On 11 November 2019, President Bolsonaro enacted the Provisional Measure 905/19 (‘MP 905/19’) bringing relevant changes to the employment legal framework.
MP905/19 is a presidential decree with immediate effect but needs ratification by the Congress to become a new law, or it will automatically cease to have effect in 120 days. It consists of two parts. First, there is a new format of employment agreement intended to foster the first employment of young workers. Then there are amendments to the Labor Code, further to the 2017 Reform. Below is a summary of the items of main practical interest to multinational organisations.
The ‘Green & Yellow Employment Agreement’
What’s new
An alternative transitional form of employment, described in the media as the ‘Green & Yellow’ employment agreement, is being made available for new positions between Jan 2020 and Dec 2022, for up to 20% of workforce. It is not available to former employees.
It is available for positions whose salary is 1.5 the national minimum wage, that is, BRL 2,245.50 (USD 535.92 in November 2019).
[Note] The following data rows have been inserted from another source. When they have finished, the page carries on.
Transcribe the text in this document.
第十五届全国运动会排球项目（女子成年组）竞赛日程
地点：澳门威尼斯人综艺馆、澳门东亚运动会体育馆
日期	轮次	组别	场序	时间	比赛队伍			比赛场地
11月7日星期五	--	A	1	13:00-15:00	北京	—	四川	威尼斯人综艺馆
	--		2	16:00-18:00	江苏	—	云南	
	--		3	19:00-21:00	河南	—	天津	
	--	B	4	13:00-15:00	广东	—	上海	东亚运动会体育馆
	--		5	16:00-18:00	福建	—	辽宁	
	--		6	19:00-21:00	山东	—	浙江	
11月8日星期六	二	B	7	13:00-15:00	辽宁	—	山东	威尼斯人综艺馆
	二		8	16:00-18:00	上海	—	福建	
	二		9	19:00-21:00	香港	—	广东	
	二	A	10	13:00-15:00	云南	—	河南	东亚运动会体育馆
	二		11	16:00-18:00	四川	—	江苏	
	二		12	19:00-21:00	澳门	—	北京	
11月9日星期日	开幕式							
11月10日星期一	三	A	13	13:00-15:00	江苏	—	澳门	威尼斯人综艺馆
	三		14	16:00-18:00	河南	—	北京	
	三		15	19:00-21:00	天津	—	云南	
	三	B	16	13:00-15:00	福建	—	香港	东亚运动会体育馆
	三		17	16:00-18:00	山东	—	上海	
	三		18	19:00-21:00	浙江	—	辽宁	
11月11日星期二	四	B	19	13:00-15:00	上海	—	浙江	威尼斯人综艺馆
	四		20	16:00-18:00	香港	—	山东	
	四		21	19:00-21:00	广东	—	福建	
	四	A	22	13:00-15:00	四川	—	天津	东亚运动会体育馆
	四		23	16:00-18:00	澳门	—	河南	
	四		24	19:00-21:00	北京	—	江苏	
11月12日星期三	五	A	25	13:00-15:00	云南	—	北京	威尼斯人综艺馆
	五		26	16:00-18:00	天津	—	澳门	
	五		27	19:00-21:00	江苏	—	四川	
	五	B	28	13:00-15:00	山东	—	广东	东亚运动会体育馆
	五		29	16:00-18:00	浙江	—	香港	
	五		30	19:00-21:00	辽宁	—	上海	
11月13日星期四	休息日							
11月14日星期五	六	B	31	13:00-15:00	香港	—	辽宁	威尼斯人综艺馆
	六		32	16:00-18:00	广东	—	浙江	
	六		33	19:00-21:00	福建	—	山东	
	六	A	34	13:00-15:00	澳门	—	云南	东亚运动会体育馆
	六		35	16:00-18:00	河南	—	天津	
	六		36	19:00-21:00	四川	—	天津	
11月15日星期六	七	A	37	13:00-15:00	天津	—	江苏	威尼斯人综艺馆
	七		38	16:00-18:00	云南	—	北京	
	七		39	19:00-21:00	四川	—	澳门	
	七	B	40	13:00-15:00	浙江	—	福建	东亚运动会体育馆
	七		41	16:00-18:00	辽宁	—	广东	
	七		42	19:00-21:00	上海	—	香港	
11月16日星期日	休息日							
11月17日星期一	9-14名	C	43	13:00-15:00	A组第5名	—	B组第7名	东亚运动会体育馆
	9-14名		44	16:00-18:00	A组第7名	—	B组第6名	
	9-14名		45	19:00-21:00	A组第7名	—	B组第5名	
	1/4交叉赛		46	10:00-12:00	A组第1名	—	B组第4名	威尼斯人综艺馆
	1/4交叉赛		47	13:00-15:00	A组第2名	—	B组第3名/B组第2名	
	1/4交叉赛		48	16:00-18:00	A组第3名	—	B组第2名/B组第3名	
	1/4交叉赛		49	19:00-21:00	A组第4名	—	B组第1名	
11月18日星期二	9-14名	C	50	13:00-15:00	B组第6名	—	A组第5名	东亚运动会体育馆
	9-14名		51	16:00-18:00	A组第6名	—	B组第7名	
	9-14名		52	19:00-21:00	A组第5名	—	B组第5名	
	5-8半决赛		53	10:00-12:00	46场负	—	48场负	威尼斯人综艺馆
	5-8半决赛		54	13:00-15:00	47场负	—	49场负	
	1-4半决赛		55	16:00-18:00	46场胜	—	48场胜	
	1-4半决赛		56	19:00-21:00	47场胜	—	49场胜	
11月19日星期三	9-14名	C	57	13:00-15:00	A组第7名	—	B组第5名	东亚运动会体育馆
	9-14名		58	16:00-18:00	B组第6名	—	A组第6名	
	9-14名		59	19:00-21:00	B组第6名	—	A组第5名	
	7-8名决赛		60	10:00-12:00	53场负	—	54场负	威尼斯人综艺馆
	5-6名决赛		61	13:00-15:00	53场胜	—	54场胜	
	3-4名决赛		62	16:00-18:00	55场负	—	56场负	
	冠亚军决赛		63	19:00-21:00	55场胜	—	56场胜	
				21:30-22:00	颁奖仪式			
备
Traditional employment rights apply, including working hours and compensation, but this alternative form of employment will have the following special terms and conditions:
Social contribution on top of the FGTS severance fund
Background
The termination of an employment agreement for convenience by the company (without just cause), required it to pay a contribution to the social security system equal to 10% of the total deposits made into the employees FGTS account (FGTS being a severance fund consisting of monthly deposits of 8% of total compensation).
What’s new
This contribution has now been revoked.
Premiums
Background
Only spontaneous premiums, meaning those not stipulated by contract, were considered to be exempt from social security tax and other payroll costs.
What’s new
New rules make premiums exempt from payroll costs (employment benefits and social security). These include preset rules of eligibility; a payment plan with a maximum of four installments per calendar year and one per quarter and a reward for extraordinary performance as described in the premium eligibility rules.
Main changes to the Labour Code (the ‘CLT’)
A number of changes have been made to the Labour Code including the following key points:
Interest and inflation rates accrued on judicial debts
Background
Interest has always been at 1% per month, more than the bank would pay if the company deposited the disputed amount with the court. Also, there has been recent controversy on the official inflation rate, causing uncertainty about organisations’ reserves.
What’s new
The applicable interest rates will be those determined by the Central Bank for savings accounts (around 6% to 7% per year) and IPCA-E will be the official rate to recoup inflation. While the new inflation rate is higher than the traditional one, interest will decrease substantially.